CRM: Is Me First consumerism still happening? Has it seen a decline? How do you assess it?

Mainwaring: Awareness is shifting in certain sectors in both business and society in the United States, but we still see an untenable acceptance of debt. As we see spending habits return very, very slowly, we are also seeing debt rise again. In 2010, the average U.S. household had 13 debt obligations. The average debt was $16,000.

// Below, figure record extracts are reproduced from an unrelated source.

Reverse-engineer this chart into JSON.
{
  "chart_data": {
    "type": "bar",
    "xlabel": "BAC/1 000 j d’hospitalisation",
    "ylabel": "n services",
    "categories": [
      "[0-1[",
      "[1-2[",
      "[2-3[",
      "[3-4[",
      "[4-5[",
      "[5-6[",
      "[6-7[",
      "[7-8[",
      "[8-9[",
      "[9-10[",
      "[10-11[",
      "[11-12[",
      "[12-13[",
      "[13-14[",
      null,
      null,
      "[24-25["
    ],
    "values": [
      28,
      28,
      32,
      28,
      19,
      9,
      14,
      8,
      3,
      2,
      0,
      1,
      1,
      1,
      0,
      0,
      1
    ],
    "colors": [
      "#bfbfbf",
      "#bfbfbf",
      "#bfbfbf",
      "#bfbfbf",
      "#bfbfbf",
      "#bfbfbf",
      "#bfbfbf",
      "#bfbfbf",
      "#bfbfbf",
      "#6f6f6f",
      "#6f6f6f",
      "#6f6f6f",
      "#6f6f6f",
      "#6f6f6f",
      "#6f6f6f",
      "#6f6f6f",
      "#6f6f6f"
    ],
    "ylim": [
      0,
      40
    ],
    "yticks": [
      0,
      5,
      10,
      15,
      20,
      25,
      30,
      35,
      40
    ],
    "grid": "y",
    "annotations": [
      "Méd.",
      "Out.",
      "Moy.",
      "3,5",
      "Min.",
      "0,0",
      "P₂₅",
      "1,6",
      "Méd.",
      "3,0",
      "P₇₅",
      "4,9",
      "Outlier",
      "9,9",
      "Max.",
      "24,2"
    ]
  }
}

Debt is still a systemic problem because consumers have not made a sufficient shift, and business incentives have not been put in place to encourage them to make that shift. Corporate executives are still incentivized to make short-term analyst projections, which drives “for profit’s sake.” Everybody is pushed to acquire as much as possible as fast as possible, irrespective of the consequences.

CRM: What is needed for that final shift?

Mainwaring: Without being pessimistic, there needs to be a sufficient degree of pain, not just among lower- or middle-class Americans but also in the upper and very wealthy class. Until our survival instinct kicks in, it is very difficult to expect a shift in thinking and behavior. As long as those whose interests the current system serves best are doing well, they have no incentive to change it.